Meine Schwester nimmt meine Hand.
"Willst du darüber reden?", fragt sie mit sanfter Stimme, doch ich schüttle den Kopf und verstecke meinen Kopf in ihrer Halsbeuge.
Nach kurzer Zeit versuche ich mich daran es ihr zu erzählen, die Worte liegen mir auf der Zunge doch kaum sage ich "Er sagte er hätte na-ach geda-acht...", verschlucken neue Schluchzer meine Worte. Diese Worte vor einer anderen Person auszusprechen, tut beinahe genauso sehr weh wie sie gesagt zu bekommen.
"Du musst es nicht sagen, lass dir Zeit."
Ich nicke, versinke mein Gesicht in meinen Händen und rede mir den Kummer von der Seele.
Wir sitzen lange da, reden und ich trauere.
"Wie hast du mich eigentlich gefunden?", frage ich nach einer Weile.
"Ich spürte einen unbeschreiblichen Schmerz in der Brust, bis ich merkte dass es nicht meiner war."
Flashback Ende
Ich presse meine Lippen aufeinander und kralle meine Fingernägel in die Handflächen. May scheint das zu bemerken "Kira was ist?", fragt Draco der zu uns gestoßen ist. Zu gerne würde ich es ihm sagen, zu gerne würde ich meinem Bruder von meinem Schmerz erzählen. Doch er wusste nichts von Cayden, schon gar nicht hätte er dies gut geheißen. Wenn er es jetzt erfahren würde, wäre keinem von uns beiden geholfen. "Zwillings Moment, verstehst du nicht. Wir kommen gleich wieder", sagt May keck und lässt unseren verwirrten Bruder stehen. Sie zieht mich an einen ruhigen Ort.

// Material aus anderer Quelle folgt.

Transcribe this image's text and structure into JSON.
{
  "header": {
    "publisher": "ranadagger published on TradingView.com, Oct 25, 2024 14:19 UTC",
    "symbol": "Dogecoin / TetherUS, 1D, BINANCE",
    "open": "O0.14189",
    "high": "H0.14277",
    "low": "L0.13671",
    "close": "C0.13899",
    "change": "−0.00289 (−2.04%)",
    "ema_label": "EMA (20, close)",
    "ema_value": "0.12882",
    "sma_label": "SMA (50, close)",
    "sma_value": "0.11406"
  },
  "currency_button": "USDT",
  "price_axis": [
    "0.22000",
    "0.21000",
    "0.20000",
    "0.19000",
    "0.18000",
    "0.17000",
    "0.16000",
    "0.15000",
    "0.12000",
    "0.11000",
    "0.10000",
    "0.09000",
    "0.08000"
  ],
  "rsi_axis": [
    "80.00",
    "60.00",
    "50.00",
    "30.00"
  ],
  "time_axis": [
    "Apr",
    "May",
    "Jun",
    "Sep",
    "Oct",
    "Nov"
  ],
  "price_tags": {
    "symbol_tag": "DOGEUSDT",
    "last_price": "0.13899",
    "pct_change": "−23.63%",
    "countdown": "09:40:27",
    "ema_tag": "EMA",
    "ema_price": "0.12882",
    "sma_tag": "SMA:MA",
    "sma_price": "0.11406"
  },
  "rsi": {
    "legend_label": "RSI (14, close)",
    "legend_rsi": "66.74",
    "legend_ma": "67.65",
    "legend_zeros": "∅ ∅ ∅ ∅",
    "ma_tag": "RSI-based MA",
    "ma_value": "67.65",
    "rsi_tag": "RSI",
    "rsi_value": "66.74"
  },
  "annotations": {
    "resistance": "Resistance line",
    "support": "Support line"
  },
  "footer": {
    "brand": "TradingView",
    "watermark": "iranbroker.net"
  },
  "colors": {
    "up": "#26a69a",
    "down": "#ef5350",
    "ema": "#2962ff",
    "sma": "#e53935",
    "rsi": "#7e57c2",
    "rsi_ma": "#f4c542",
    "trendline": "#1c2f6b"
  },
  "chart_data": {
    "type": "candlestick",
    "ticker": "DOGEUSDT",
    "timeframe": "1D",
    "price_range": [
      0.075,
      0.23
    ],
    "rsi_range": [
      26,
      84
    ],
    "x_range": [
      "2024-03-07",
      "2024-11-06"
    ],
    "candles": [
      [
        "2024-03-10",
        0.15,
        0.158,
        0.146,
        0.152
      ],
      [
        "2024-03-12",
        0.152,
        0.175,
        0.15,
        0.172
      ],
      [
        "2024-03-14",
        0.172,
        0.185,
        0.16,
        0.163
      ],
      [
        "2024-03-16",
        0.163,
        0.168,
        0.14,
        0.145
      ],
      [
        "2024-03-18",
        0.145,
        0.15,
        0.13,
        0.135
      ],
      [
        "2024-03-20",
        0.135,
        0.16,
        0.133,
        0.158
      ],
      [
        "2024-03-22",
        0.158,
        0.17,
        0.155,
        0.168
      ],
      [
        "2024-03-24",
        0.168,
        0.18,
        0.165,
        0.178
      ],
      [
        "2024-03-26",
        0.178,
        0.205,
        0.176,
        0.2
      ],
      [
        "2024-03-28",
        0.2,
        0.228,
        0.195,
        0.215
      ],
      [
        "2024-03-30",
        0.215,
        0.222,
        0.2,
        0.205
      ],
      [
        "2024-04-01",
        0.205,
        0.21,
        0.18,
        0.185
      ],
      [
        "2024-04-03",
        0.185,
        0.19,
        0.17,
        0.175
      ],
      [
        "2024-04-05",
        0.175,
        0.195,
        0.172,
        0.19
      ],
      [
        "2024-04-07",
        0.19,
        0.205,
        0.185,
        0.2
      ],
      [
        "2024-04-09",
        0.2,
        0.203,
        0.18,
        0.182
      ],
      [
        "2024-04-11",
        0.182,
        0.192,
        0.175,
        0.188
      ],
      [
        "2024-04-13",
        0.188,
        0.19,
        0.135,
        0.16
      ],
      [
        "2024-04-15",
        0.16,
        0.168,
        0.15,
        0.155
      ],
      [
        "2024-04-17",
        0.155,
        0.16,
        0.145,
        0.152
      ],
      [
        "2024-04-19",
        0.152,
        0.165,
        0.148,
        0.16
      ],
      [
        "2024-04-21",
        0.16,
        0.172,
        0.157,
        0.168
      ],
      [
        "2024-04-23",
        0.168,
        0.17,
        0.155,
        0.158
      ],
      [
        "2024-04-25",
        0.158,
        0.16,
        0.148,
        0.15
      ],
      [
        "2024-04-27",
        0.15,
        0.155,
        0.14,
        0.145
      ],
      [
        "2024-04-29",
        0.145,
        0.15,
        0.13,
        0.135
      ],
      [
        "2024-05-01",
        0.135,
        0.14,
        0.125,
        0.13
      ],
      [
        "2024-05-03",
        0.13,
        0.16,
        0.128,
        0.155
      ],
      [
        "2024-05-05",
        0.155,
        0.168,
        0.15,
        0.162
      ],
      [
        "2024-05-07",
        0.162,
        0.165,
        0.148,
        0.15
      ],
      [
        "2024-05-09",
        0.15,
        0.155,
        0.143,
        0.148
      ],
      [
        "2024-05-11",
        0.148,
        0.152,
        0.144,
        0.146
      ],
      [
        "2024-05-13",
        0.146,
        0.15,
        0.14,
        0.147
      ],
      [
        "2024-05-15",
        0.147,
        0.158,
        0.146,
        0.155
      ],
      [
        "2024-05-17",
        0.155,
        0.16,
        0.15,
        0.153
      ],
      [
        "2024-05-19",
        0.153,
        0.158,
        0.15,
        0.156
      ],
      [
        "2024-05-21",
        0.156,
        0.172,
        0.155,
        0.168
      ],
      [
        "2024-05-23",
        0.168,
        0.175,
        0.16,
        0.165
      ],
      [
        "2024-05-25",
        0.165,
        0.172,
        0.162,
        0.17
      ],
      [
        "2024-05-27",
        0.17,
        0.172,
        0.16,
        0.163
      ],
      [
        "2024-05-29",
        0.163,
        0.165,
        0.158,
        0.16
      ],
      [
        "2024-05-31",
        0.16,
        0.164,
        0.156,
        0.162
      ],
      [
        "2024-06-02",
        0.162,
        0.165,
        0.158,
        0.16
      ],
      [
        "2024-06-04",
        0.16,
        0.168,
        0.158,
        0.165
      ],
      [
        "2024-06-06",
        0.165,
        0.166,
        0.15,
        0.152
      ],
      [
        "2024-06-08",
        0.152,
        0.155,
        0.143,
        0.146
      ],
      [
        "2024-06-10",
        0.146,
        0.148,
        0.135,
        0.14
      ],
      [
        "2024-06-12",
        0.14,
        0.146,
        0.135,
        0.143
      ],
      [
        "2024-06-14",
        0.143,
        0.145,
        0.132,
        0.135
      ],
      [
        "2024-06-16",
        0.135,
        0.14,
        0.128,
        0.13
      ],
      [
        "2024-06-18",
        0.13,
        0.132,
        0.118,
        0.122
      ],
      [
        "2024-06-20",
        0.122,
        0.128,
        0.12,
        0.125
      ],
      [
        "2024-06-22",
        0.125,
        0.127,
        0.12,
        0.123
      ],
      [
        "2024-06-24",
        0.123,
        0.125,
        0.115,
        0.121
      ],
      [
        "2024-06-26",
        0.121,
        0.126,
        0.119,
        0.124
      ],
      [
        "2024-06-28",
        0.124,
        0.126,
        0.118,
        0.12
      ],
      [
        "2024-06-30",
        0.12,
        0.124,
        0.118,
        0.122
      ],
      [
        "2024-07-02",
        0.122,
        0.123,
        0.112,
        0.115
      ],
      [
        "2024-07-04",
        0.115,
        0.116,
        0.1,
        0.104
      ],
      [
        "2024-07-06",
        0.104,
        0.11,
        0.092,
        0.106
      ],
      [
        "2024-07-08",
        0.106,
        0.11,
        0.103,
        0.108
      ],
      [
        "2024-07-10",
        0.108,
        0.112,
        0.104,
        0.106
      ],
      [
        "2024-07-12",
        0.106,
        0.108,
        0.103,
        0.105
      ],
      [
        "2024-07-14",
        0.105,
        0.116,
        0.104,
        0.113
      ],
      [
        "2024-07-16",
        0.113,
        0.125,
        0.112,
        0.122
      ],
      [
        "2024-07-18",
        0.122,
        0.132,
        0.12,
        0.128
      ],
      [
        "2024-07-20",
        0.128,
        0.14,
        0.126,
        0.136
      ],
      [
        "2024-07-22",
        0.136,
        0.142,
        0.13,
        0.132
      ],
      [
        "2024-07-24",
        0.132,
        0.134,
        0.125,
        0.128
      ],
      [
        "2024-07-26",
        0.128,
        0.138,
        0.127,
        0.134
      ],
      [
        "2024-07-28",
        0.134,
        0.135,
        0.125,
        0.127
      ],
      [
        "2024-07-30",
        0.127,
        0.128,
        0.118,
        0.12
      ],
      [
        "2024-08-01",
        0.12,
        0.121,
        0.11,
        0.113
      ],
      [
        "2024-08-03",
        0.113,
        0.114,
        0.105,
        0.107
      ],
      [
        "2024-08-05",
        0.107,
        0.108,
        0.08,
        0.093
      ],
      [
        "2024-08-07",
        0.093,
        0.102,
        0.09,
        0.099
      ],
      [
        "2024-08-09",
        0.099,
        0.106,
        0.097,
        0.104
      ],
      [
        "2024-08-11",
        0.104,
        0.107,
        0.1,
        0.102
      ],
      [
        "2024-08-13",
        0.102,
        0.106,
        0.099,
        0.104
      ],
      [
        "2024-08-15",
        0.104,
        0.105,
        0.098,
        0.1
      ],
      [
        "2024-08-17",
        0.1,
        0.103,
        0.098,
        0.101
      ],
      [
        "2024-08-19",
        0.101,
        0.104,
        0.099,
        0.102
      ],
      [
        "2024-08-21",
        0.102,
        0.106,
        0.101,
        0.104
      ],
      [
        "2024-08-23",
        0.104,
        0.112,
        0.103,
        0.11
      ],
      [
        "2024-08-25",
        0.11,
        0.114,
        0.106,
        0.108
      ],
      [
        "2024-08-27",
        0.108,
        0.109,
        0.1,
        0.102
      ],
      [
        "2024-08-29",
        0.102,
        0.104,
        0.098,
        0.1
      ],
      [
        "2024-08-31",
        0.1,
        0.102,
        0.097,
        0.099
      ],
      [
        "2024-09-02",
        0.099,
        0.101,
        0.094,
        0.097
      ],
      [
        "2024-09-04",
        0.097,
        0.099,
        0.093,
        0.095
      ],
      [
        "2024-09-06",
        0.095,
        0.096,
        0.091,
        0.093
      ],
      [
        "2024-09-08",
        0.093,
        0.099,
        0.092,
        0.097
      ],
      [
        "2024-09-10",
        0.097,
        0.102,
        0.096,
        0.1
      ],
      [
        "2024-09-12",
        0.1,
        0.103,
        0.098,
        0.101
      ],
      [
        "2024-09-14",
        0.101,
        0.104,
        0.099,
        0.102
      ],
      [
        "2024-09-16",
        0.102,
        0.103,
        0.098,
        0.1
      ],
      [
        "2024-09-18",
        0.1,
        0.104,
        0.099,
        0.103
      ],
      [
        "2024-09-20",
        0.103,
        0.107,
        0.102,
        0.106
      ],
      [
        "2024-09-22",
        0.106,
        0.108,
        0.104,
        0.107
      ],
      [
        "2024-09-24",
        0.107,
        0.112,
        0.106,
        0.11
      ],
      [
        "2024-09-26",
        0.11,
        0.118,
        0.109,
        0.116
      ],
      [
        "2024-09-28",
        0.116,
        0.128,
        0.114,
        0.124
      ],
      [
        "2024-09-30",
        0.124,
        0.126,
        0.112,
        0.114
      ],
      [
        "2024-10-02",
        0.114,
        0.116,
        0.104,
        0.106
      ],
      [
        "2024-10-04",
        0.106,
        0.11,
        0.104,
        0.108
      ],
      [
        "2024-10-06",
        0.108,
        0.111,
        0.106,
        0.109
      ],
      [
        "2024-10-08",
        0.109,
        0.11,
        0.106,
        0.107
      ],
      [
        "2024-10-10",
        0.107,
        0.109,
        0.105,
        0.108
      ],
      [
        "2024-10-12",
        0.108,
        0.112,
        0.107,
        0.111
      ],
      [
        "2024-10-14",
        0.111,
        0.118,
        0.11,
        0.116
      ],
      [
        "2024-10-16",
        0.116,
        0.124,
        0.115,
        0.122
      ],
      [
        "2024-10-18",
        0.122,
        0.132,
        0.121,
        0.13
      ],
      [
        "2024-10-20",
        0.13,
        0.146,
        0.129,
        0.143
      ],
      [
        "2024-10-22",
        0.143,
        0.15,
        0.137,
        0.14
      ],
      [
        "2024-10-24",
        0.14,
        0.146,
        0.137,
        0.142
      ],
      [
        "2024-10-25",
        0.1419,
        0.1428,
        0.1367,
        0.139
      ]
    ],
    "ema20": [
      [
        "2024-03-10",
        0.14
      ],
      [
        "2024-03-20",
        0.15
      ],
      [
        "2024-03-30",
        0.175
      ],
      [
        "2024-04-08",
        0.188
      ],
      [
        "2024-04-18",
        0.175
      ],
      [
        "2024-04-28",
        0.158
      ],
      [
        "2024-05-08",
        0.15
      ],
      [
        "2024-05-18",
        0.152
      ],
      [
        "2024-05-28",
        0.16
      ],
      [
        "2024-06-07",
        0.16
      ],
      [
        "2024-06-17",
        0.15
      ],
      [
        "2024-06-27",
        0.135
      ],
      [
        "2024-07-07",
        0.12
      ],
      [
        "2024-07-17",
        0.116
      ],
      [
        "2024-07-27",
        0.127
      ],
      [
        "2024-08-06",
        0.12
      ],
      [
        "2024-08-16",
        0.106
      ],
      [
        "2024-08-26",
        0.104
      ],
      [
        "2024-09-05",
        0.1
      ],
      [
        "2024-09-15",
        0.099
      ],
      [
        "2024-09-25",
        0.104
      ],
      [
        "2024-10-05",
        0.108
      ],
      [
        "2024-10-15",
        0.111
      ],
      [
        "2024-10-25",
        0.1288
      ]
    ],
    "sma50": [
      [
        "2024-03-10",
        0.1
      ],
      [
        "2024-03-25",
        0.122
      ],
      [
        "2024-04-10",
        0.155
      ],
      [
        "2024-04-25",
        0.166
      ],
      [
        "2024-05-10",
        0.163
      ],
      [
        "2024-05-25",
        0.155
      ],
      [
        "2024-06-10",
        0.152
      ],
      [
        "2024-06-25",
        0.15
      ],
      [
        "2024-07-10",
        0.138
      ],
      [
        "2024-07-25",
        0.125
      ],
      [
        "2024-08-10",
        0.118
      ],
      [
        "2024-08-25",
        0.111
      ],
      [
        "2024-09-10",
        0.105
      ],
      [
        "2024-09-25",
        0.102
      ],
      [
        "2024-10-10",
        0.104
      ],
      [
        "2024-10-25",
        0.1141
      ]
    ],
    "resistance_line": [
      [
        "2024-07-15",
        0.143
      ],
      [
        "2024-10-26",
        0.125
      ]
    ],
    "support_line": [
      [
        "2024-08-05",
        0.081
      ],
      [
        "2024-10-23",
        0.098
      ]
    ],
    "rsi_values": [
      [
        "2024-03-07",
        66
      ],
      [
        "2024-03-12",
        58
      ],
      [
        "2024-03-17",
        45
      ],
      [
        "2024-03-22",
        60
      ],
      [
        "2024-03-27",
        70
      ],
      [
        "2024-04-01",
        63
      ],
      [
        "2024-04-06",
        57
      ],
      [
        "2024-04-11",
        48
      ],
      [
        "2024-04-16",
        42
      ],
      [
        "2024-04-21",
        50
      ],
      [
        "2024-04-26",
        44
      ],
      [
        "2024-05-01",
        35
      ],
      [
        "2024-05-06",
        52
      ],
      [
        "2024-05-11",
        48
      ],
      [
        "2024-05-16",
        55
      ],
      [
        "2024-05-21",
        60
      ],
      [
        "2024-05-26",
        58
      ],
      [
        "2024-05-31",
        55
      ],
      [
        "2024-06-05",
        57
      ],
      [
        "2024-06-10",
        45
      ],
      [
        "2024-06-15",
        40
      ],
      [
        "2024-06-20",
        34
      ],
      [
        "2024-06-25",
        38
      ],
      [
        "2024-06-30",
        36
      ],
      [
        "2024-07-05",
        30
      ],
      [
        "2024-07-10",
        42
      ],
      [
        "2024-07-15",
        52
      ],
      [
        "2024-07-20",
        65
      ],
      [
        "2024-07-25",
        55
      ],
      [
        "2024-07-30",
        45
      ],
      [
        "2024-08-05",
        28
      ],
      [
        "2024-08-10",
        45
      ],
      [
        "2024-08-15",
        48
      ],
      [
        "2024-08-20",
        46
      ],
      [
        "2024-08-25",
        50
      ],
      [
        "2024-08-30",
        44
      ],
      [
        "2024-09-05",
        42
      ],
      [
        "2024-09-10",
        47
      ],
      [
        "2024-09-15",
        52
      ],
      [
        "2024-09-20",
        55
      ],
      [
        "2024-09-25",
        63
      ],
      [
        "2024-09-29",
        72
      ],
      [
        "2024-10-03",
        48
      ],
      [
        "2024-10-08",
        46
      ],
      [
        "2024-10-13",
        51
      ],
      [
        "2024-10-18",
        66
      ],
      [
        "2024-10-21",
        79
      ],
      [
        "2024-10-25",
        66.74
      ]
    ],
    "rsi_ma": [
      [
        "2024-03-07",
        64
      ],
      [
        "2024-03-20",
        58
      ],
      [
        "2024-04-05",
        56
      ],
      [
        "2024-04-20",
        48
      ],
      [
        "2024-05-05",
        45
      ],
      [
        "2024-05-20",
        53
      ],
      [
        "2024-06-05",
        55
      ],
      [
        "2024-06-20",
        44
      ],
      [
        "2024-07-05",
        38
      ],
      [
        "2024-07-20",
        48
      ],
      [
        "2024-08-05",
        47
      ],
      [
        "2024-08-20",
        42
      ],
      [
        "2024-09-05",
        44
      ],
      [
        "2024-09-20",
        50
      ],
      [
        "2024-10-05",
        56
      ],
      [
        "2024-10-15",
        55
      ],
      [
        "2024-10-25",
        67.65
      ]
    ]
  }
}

"Okay. Du bist über ihn hinweg, du bist stark und du hast erst recht keinen Rückfall", redet May auf mich ein. Ich schniefe und kneife meine Augen zusammen, diese Bilder flattern immer noch vor meinen Liedern.
Es macht mir nichts aus. Ich bin über ihn hinweg. Er ist mir egal. Ich bin stark, habe keinen Rückfall, versuche ich mir einzureden.
"Du lässt dir von diesem Blutsverräter nicht Weihnachten vermiesen! Scheiß auf Macmillan, diese Zeit ist vorbei", May sieht mich eindringlich an.
"Ich geb dir eine Minute", ich lächle sie dankbar an. Dann drehe ich mich um, lege meine Hände übers Gesicht und kreische in meine Handflächen.
Dann laufen wir eilig zurück zur großen Halle.
Die restliche Zeit trage ich ein unehrliches Lächeln. Natürlich ging das nicht so einfach an mir vorbei, sondern es klemmte sich an mir fest wie eine lästige Zecke. Dieses Weihnachten wurde ich in einen Sog voller Schmerz, Nachdenklichkeit und Trauer gezogen. Ich konnte es weder verhindern noch hatte ich das verdient. Es war nicht fair. Das war es absolut nicht.
So wurde dieses Weihnachten zu dem traurigsten Weihnachten meines Lebens.